IANS/Islamabad

Pakistan this week pressed on with its diplomatic offensive at the United Nations headquarters in New York in an attempt to explain its stand on the cancelled meeting between National Security Advisers (NSAs) of India and Pakistan and to pressure New Delhi on continued ceasefire violations along the Line of Control (LoC) and Working Boundary.
 A senior diplomat revealed that immediately after cancellation of the meeting between the two NSAs, Pakistan’s permanent representative at the UN Maleeha Lodhi was instructed to contact the UN leadership to discuss the rejection of dialogue by India.
 The NSAs were scheduled to meet last Monday in Delhi, but the first talks between the two countries on terrorism concerns at this level (higher than previous dialogues on the issue) had to be cancelled because of Indian government’s objection to the agenda proposed by Islamabad and an invitation to the Kashmir’s Hurriyat leadership to a reception at Pakistan’s High Commission in Delhi in honour of Adviser on Foreign Affairs and National Security Sartaj Aziz.
“UN Deputy Secretary General Jan Eliasson was briefed in detail on Monday by Pakistan’s Permanent Representative to the UN, Maleeha Lodhi, about India’s setting of preconditions for the talks between the National Security Advisers of the two countries which led to the cancellation of the meeting,” the source said.
The meeting between Lodhi and DSG Eliasson was followed by a statement by UN Secretary-General Ban Ki-moon on Tuesday regretting the cancellation of the talks.
“The Secretary-General reiterates his call to both countries to continue to address their differences through dialogue,” the UN statement said and hoped that leaders of the two countries would use all opportunities to resume talks at an early date.
 About the meeting between Lodi and Eliasson, the source said the deputy UN chief was informed that it was India that had reneged on the agreement reached by the Pakistani and Indian prime ministers in the Russian city of Ufa on discussing all issues outstanding between the two countries.
Eliasson was also informed that Pakistan decided against sending Aziz to Delhi because it found the Indian condition of not inviting Kashmiri leaders for consultations unacceptable.
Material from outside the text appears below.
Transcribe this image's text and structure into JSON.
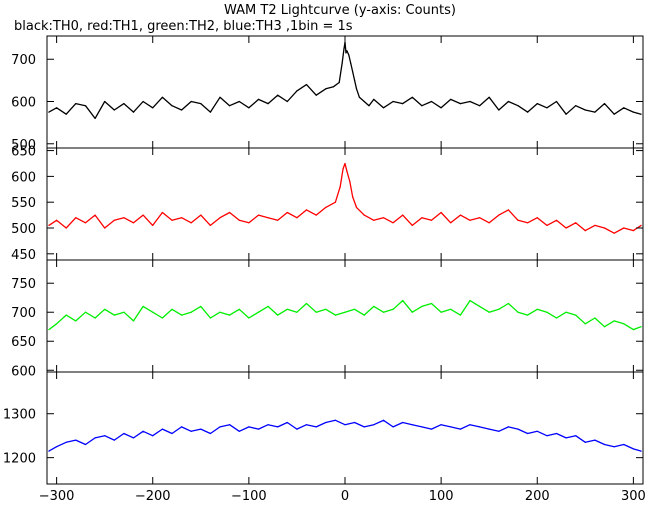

Consultations with Kashmiris, who are an integral part of the Kashmir dispute, are essential to evolving a peaceful solution, the UN official was told.
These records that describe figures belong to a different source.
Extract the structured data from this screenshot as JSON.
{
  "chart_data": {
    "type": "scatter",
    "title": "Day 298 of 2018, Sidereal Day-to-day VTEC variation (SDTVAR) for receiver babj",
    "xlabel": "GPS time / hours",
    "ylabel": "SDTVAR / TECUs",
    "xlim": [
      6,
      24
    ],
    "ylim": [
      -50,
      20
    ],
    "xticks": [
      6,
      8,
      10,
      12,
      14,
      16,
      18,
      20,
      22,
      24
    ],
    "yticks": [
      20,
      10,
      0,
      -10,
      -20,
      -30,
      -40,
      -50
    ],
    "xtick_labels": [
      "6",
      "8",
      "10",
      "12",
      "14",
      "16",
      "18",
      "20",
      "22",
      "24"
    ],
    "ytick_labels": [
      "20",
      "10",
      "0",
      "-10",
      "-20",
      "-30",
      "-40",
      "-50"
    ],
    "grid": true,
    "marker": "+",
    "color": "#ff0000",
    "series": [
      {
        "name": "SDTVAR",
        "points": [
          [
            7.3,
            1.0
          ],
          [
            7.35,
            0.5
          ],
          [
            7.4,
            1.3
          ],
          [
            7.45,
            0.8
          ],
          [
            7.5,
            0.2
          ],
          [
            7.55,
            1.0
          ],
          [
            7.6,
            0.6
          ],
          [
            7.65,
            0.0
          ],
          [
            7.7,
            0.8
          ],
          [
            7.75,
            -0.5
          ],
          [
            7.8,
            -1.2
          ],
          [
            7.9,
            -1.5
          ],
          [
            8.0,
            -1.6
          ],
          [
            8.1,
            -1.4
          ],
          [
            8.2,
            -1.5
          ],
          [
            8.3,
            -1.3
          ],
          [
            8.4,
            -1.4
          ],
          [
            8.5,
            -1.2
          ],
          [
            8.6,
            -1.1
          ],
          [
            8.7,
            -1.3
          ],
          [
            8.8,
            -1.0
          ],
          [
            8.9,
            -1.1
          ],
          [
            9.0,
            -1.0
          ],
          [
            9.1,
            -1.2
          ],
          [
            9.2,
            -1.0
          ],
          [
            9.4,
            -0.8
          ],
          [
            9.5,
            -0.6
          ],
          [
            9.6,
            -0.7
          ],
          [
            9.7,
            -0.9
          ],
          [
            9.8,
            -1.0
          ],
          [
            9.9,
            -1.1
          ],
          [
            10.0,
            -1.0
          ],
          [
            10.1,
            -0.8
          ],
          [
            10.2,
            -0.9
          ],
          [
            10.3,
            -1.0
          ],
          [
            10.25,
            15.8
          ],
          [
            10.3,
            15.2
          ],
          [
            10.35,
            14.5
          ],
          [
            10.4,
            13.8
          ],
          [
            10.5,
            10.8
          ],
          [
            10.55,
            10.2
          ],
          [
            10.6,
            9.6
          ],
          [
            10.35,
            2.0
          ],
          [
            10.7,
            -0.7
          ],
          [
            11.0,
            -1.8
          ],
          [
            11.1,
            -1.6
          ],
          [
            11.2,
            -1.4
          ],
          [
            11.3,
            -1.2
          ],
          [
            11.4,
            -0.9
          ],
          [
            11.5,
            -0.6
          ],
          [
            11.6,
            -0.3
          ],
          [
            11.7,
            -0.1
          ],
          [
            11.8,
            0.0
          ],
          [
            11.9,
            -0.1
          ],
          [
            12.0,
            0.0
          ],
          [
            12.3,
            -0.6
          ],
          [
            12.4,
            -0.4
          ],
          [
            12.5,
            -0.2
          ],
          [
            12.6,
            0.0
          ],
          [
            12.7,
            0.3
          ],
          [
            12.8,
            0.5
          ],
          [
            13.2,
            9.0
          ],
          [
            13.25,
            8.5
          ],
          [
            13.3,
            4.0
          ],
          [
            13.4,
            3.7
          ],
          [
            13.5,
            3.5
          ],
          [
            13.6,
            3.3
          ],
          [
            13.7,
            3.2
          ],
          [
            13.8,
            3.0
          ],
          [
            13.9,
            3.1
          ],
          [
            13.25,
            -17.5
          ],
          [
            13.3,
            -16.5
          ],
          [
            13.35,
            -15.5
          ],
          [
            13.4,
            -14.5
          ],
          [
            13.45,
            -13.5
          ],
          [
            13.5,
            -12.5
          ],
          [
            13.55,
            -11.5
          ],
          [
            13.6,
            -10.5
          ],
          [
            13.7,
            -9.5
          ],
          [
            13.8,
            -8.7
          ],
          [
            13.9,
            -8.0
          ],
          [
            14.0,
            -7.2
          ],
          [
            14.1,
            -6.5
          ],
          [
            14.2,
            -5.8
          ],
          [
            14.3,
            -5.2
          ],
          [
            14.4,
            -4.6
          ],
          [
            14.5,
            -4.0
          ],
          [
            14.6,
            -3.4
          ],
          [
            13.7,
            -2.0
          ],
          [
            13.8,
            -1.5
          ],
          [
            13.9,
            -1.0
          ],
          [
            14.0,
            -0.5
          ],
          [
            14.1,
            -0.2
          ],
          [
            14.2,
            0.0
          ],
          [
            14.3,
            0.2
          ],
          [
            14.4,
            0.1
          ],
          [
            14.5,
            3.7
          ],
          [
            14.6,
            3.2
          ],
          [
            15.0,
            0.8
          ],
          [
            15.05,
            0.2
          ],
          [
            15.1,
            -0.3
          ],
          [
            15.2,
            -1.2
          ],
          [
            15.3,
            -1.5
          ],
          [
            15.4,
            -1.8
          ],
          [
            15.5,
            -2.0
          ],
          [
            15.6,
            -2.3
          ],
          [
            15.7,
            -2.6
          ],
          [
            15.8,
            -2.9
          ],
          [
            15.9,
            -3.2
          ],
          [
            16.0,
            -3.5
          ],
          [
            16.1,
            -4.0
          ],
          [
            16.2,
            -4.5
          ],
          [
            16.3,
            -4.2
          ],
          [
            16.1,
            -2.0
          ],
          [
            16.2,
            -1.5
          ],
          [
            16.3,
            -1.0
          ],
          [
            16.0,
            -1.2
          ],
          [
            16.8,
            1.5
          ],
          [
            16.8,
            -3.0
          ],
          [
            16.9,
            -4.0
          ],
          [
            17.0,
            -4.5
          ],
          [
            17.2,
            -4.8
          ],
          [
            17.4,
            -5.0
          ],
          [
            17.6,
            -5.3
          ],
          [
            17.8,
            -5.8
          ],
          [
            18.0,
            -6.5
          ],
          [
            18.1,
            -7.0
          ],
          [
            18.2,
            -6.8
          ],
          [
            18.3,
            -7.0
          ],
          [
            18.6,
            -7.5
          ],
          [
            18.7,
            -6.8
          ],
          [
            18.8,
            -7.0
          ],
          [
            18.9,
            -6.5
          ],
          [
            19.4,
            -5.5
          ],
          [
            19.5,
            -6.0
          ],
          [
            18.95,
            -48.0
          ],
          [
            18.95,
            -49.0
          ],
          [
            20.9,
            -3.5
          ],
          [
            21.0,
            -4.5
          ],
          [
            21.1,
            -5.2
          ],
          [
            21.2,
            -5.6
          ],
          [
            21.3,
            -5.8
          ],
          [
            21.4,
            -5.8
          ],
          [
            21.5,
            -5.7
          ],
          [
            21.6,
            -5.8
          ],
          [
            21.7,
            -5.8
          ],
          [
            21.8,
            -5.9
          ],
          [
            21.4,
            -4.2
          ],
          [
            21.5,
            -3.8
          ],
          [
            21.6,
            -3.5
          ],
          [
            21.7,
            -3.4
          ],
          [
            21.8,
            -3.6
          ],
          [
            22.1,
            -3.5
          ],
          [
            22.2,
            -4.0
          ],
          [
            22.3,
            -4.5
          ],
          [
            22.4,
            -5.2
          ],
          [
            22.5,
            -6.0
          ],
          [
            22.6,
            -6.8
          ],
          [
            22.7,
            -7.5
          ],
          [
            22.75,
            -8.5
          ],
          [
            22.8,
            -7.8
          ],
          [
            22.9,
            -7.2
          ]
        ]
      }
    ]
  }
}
During the meeting, Ambassador Lodhi also raised the issue of ceasefire violations along the LoC and Working Boundary.
The violations will be discussed when heads of Indian Border Security Force (BSF) and Pakistan Rangers meet in Delhi from September 9 to 13, according to the sources.
Representatives of the BSF and Rangers met on Tuesday to finalise the agenda for the meeting.
 Since June Indian troops have violated the ceasefire more than 130 times on the LoC and Working Boundary, as a result of which 16 Pakistanis have been killed and over 60 others injured.
 The number of violations recorded during August so far is already higher than any other month this year. This month the LoC has been the focus of the attacks whereas earlier the Working Boundary bore the brunt of the strikes.
 The Pakistan Army has on a number of occasions complained to the UN military observers about the ceasefire violations. The last such complaint was lodged earlier this week.
India and Pakistan have fought three wars since becoming independent nations in 1947, two of them over the Himalayan region of Kashmir, which both claim in full but rule in part.
New Delhi has for years accused Pakistan of backing separatist Muslim rebels in India’s part of Kashmir. Pakistan denies the allegations and blames India for fomenting unrest inside Pakistan.